Todo el que ha sufrido golpes los conoce: los golpes secundarios, los que no dejan marca desde afuera pero proceden hacia adentro, corroyendo sin anoticiar, carpiendo la carne sin dejar trazas de la correlación con el sangrado externo. Protegidos por la falta de datos exteriores se desarrollan tarde, cuando todos: el enfermero, la médica, la madre, la maestra, se han olvidado del golpe.

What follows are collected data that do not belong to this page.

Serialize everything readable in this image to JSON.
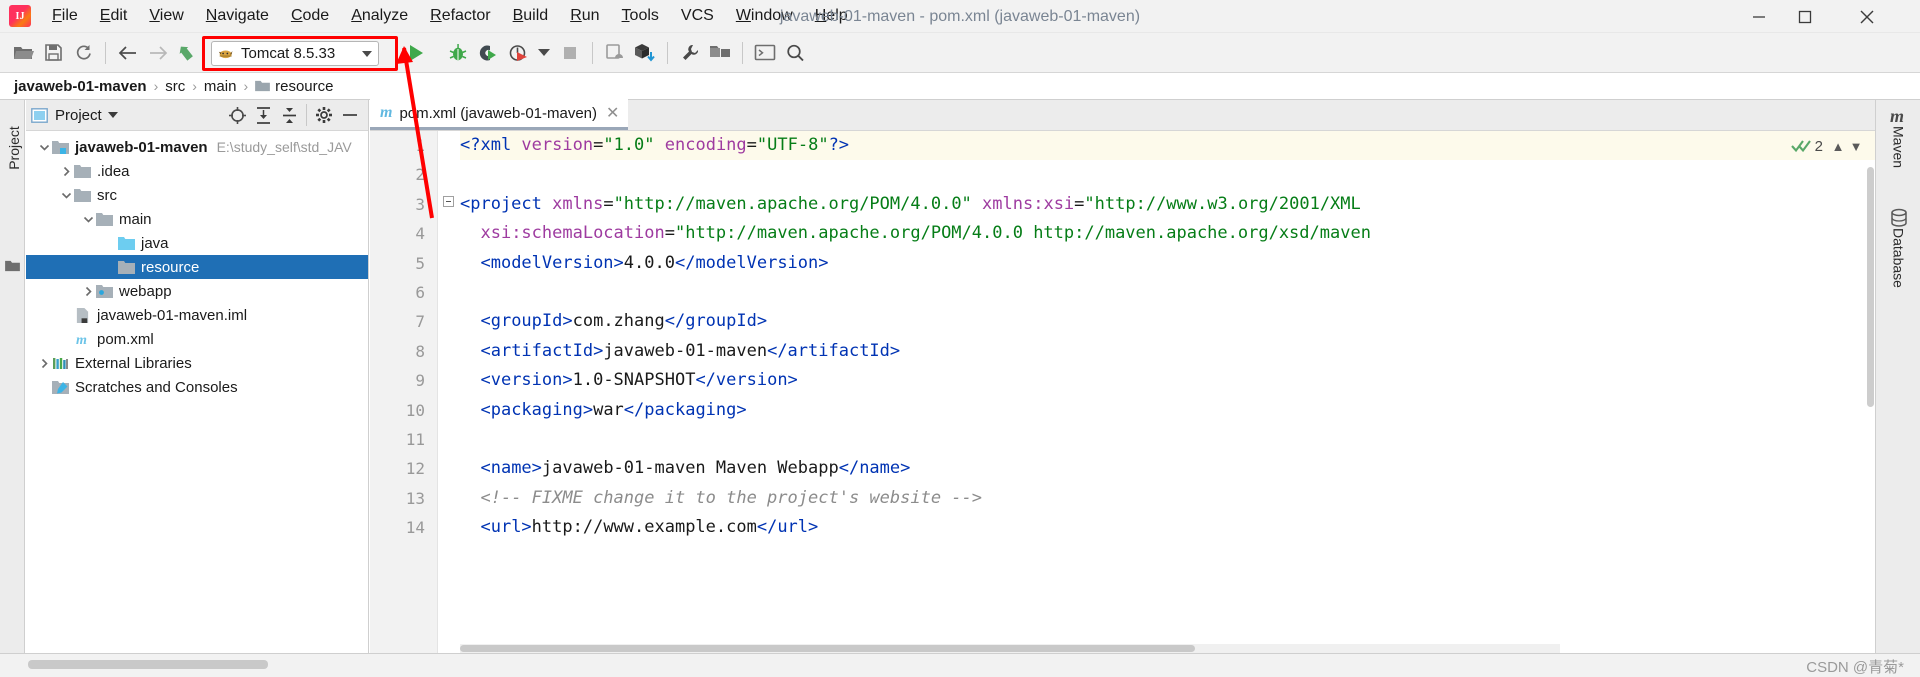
{
  "window": {
    "title": "javaweb-01-maven - pom.xml (javaweb-01-maven)",
    "minimize_label": "Minimize",
    "maximize_label": "Maximize",
    "close_label": "Close"
  },
  "menubar": {
    "logo_name": "intellij-idea-logo",
    "items": [
      {
        "mnemonic": "F",
        "rest": "ile"
      },
      {
        "mnemonic": "E",
        "rest": "dit"
      },
      {
        "mnemonic": "V",
        "rest": "iew"
      },
      {
        "mnemonic": "N",
        "rest": "avigate"
      },
      {
        "mnemonic": "C",
        "rest": "ode"
      },
      {
        "mnemonic": "A",
        "rest": "nalyze"
      },
      {
        "mnemonic": "R",
        "rest": "efactor"
      },
      {
        "mnemonic": "B",
        "rest": "uild"
      },
      {
        "mnemonic": "R",
        "rest": "un"
      },
      {
        "mnemonic": "T",
        "rest": "ools"
      },
      {
        "mnemonic": "",
        "rest": "VCS"
      },
      {
        "mnemonic": "W",
        "rest": "indow"
      },
      {
        "mnemonic": "H",
        "rest": "elp"
      }
    ]
  },
  "toolbar": {
    "open_label": "Open",
    "save_label": "Save All",
    "sync_label": "Synchronize",
    "back_label": "Back",
    "forward_label": "Forward",
    "build_label": "Build Project",
    "run_label": "Run",
    "debug_label": "Debug",
    "run_coverage_label": "Run with Coverage",
    "profiler_label": "Profiler",
    "stop_label": "Stop",
    "device_label": "Device Manager",
    "sync_gradle_label": "Sync Project",
    "settings_label": "Settings",
    "project_structure_label": "Project Structure",
    "terminal_label": "Terminal",
    "search_label": "Search Everywhere",
    "run_config": {
      "name": "Tomcat 8.5.33",
      "icon": "tomcat-icon",
      "highlight_color": "#ff0000"
    }
  },
  "breadcrumb": {
    "segments": [
      {
        "text": "javaweb-01-maven",
        "bold": true,
        "folder": false
      },
      {
        "text": "src",
        "bold": false,
        "folder": false
      },
      {
        "text": "main",
        "bold": false,
        "folder": false
      },
      {
        "text": "resource",
        "bold": false,
        "folder": true
      }
    ],
    "separator": "›"
  },
  "left_strip": {
    "project_label": "Project",
    "structure_icon": "folder-icon"
  },
  "project_panel": {
    "title": "Project",
    "view_icon": "project-view-icon",
    "locate_label": "Select Opened File",
    "expand_label": "Expand All",
    "collapse_label": "Collapse All",
    "settings_label": "Settings",
    "hide_label": "Hide",
    "tree": [
      {
        "label": "javaweb-01-maven",
        "path": "E:\\study_self\\std_JAV",
        "indent": 0,
        "twist": "down",
        "icon": "module-folder-icon",
        "bold": true,
        "selected": false
      },
      {
        "label": ".idea",
        "path": "",
        "indent": 1,
        "twist": "right",
        "icon": "folder-icon",
        "bold": false,
        "selected": false
      },
      {
        "label": "src",
        "path": "",
        "indent": 1,
        "twist": "down",
        "icon": "folder-icon",
        "bold": false,
        "selected": false
      },
      {
        "label": "main",
        "path": "",
        "indent": 2,
        "twist": "down",
        "icon": "folder-icon",
        "bold": false,
        "selected": false
      },
      {
        "label": "java",
        "path": "",
        "indent": 3,
        "twist": "none",
        "icon": "source-folder-icon",
        "bold": false,
        "selected": false
      },
      {
        "label": "resource",
        "path": "",
        "indent": 3,
        "twist": "none",
        "icon": "folder-icon",
        "bold": false,
        "selected": true
      },
      {
        "label": "webapp",
        "path": "",
        "indent": 2,
        "twist": "right",
        "icon": "web-folder-icon",
        "bold": false,
        "selected": false
      },
      {
        "label": "javaweb-01-maven.iml",
        "path": "",
        "indent": 1,
        "twist": "none",
        "icon": "iml-file-icon",
        "bold": false,
        "selected": false
      },
      {
        "label": "pom.xml",
        "path": "",
        "indent": 1,
        "twist": "none",
        "icon": "maven-file-icon",
        "bold": false,
        "selected": false
      },
      {
        "label": "External Libraries",
        "path": "",
        "indent": 0,
        "twist": "right",
        "icon": "libraries-icon",
        "bold": false,
        "selected": false
      },
      {
        "label": "Scratches and Consoles",
        "path": "",
        "indent": 0,
        "twist": "none",
        "icon": "scratches-icon",
        "bold": false,
        "selected": false
      }
    ]
  },
  "editor": {
    "tab": {
      "label": "pom.xml (javaweb-01-maven)",
      "icon": "maven-file-icon",
      "close_icon": "close-icon"
    },
    "inspection": {
      "icon": "inspection-ok-icon",
      "count": "2",
      "prev_icon": "chevron-up-icon",
      "next_icon": "chevron-down-icon"
    },
    "line_numbers": [
      "1",
      "2",
      "3",
      "4",
      "5",
      "6",
      "7",
      "8",
      "9",
      "10",
      "11",
      "12",
      "13",
      "14"
    ],
    "lines": [
      {
        "n": 1,
        "highlight": true,
        "fold": false,
        "tokens": [
          {
            "t": "tg",
            "s": "<?xml "
          },
          {
            "t": "at",
            "s": "version"
          },
          {
            "t": "eq",
            "s": "="
          },
          {
            "t": "st",
            "s": "\"1.0\""
          },
          {
            "t": "txt",
            "s": " "
          },
          {
            "t": "at",
            "s": "encoding"
          },
          {
            "t": "eq",
            "s": "="
          },
          {
            "t": "st",
            "s": "\"UTF-8\""
          },
          {
            "t": "tg",
            "s": "?>"
          }
        ]
      },
      {
        "n": 2,
        "highlight": false,
        "fold": false,
        "tokens": []
      },
      {
        "n": 3,
        "highlight": false,
        "fold": true,
        "tokens": [
          {
            "t": "tg",
            "s": "<project "
          },
          {
            "t": "at",
            "s": "xmlns"
          },
          {
            "t": "eq",
            "s": "="
          },
          {
            "t": "st",
            "s": "\"http://maven.apache.org/POM/4.0.0\""
          },
          {
            "t": "txt",
            "s": " "
          },
          {
            "t": "at",
            "s": "xmlns:xsi"
          },
          {
            "t": "eq",
            "s": "="
          },
          {
            "t": "st",
            "s": "\"http://www.w3.org/2001/XML"
          }
        ]
      },
      {
        "n": 4,
        "highlight": false,
        "fold": false,
        "tokens": [
          {
            "t": "txt",
            "s": "  "
          },
          {
            "t": "at",
            "s": "xsi:schemaLocation"
          },
          {
            "t": "eq",
            "s": "="
          },
          {
            "t": "st",
            "s": "\"http://maven.apache.org/POM/4.0.0 http://maven.apache.org/xsd/maven"
          }
        ]
      },
      {
        "n": 5,
        "highlight": false,
        "fold": false,
        "tokens": [
          {
            "t": "txt",
            "s": "  "
          },
          {
            "t": "tg",
            "s": "<modelVersion>"
          },
          {
            "t": "txt",
            "s": "4.0.0"
          },
          {
            "t": "tg",
            "s": "</modelVersion>"
          }
        ]
      },
      {
        "n": 6,
        "highlight": false,
        "fold": false,
        "tokens": []
      },
      {
        "n": 7,
        "highlight": false,
        "fold": false,
        "tokens": [
          {
            "t": "txt",
            "s": "  "
          },
          {
            "t": "tg",
            "s": "<groupId>"
          },
          {
            "t": "txt",
            "s": "com.zhang"
          },
          {
            "t": "tg",
            "s": "</groupId>"
          }
        ]
      },
      {
        "n": 8,
        "highlight": false,
        "fold": false,
        "tokens": [
          {
            "t": "txt",
            "s": "  "
          },
          {
            "t": "tg",
            "s": "<artifactId>"
          },
          {
            "t": "txt",
            "s": "javaweb-01-maven"
          },
          {
            "t": "tg",
            "s": "</artifactId>"
          }
        ]
      },
      {
        "n": 9,
        "highlight": false,
        "fold": false,
        "tokens": [
          {
            "t": "txt",
            "s": "  "
          },
          {
            "t": "tg",
            "s": "<version>"
          },
          {
            "t": "txt",
            "s": "1.0-SNAPSHOT"
          },
          {
            "t": "tg",
            "s": "</version>"
          }
        ]
      },
      {
        "n": 10,
        "highlight": false,
        "fold": false,
        "tokens": [
          {
            "t": "txt",
            "s": "  "
          },
          {
            "t": "tg",
            "s": "<packaging>"
          },
          {
            "t": "txt",
            "s": "war"
          },
          {
            "t": "tg",
            "s": "</packaging>"
          }
        ]
      },
      {
        "n": 11,
        "highlight": false,
        "fold": false,
        "tokens": []
      },
      {
        "n": 12,
        "highlight": false,
        "fold": false,
        "tokens": [
          {
            "t": "txt",
            "s": "  "
          },
          {
            "t": "tg",
            "s": "<name>"
          },
          {
            "t": "txt",
            "s": "javaweb-01-maven Maven Webapp"
          },
          {
            "t": "tg",
            "s": "</name>"
          }
        ]
      },
      {
        "n": 13,
        "highlight": false,
        "fold": false,
        "tokens": [
          {
            "t": "txt",
            "s": "  "
          },
          {
            "t": "cm",
            "s": "<!-- FIXME change it to the project's website -->"
          }
        ]
      },
      {
        "n": 14,
        "highlight": false,
        "fold": false,
        "tokens": [
          {
            "t": "txt",
            "s": "  "
          },
          {
            "t": "tg",
            "s": "<url>"
          },
          {
            "t": "txt",
            "s": "http://www.example.com"
          },
          {
            "t": "tg",
            "s": "</url>"
          }
        ]
      }
    ]
  },
  "right_strip": {
    "items": [
      {
        "label": "Maven",
        "icon": "maven-icon"
      },
      {
        "label": "Database",
        "icon": "database-icon"
      }
    ]
  },
  "bottom": {
    "watermark": "CSDN @青菊*"
  }
}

Años después el ojo demuestra estar movido y por eso buscábamos apoyo en anteojos nuevos; meses después, tal vez años después, alguien vomita o expela un cuerpo extraño que nunca debió estar ahí y que deja tan perplejo al sujeto que él mismo lo esconde, lo arroja en el basurero del olvido para no ser considerado un ser extraño, un fenómeno anormal, una clase de personas a quien nadie se acercará más que lo que de la distancia de un asiento a otro en el tren, con tal de que no le contagie la condición a ninguna persona, si no lo hizo ya, por lo que se le mira con desconfianza.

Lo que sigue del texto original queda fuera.